The bet is that Azure could offer OpenAI to customers in a way that none of its rivals can immediately replicate.
“Should OpenAI’s products become popular with clients, this will give Azure firepower in its quest to close the gap on AWS,” he said.
The AI arms race
With cloud spend tightening, it’s likely that Amazon and Google will look to give their cloud divisions a shot in the arm too with AI to stay competitive. Amazon will want to retain its lead position, Google is pursuing an aggressive growth plan.
“This isn’t a vacuum,” said Bola Rotibi, chief of enterprise research at CCS Insight. “You can imagine Amazon is not going to be sitting on its laurels or waiting there for Microsoft to surpass it.”
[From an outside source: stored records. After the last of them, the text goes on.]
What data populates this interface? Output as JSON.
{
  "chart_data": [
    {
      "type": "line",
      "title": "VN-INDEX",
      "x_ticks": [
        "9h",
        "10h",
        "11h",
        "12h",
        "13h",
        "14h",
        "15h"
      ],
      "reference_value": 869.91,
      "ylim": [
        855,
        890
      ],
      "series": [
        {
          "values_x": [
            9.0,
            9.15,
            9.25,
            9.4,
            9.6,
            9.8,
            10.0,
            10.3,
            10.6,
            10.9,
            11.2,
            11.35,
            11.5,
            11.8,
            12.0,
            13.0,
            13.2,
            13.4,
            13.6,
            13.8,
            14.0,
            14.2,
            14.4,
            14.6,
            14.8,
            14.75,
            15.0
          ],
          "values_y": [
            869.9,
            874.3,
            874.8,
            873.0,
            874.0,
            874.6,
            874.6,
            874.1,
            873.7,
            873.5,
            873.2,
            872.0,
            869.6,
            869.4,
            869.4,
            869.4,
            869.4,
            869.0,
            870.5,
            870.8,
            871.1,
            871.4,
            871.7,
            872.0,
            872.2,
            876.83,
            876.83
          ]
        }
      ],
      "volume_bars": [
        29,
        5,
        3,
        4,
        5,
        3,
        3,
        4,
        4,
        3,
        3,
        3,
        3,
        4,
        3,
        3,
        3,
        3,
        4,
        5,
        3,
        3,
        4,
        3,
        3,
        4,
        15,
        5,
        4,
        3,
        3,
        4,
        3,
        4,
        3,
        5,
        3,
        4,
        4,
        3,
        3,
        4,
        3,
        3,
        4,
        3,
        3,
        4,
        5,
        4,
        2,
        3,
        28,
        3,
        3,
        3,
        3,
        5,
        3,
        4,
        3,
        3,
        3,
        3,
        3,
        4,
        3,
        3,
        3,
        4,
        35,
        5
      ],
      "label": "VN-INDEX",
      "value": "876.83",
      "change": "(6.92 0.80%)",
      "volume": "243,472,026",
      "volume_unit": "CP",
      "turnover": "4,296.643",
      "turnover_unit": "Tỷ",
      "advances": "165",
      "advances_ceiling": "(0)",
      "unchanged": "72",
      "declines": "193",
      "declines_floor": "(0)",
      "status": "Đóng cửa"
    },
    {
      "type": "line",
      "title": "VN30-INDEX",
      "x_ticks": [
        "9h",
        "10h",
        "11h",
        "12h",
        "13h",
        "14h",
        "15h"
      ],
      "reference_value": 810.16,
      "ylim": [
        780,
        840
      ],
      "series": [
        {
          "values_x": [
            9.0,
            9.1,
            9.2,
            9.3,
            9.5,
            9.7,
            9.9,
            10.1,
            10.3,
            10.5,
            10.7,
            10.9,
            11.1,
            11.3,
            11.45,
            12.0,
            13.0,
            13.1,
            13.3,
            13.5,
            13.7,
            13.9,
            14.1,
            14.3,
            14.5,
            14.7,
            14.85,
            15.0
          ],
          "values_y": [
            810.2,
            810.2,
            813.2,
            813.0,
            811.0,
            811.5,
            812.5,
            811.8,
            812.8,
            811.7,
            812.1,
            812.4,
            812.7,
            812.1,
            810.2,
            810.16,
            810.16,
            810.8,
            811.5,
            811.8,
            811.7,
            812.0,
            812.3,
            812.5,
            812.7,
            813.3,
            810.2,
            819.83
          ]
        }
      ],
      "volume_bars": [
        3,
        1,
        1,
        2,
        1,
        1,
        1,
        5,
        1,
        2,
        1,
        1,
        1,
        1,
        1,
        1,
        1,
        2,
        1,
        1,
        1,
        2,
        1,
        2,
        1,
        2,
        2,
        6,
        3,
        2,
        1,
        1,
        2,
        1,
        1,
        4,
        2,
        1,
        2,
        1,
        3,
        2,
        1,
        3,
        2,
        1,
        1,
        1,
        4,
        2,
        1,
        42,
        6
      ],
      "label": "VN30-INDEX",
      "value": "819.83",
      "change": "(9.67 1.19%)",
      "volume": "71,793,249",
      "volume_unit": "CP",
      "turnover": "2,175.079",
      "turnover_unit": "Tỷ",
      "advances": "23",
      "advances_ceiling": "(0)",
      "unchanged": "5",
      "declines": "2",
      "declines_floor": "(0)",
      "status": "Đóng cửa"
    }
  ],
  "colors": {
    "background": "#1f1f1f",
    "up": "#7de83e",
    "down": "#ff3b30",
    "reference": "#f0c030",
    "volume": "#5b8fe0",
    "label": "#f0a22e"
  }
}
Cloud represents a growing slice of Big Tech’s respective revenue pies. Microsoft Cloud, which also includes revenue from Office 365 and other products as well as Azure, represented around 50% of the company’s overall revenue. In Amazon’s last earnings, AWS represented around 16% of its overall earnings, while Google Cloud’s $6.9 billion in revenue at the end of the September quarter represented 10% of overall revenue.
These percentage figures are likely to get bigger.
In a research note on Tuesday, Wedbush analysts Dan Ives and John Katsingris wrote that cloud and the underlying Office ecosystem “is going to comprise a bigger and bigger piece of Redmond going forward and will ultimately spur growth and margins” despite the downturn.
“We believe the shift to cloud is still less than 50% penetrated and represents a massive opportunity for Nadella & Co. going forward despite the dark storm clouds forming for FY23 in the uncertain macro backdrop,” the Wedbush analysts said.
There is pressure right now on cloud spend, with Wedbush predicting some “larger cloud deals” in the financial sector will likely get downsized for Microsoft as companies rein in costs.
But the AI genie is out of the bottle, as evidenced by the proliferation of activity around ChatGPT. Microsoft’s OpenAI bet looks smarter by the day.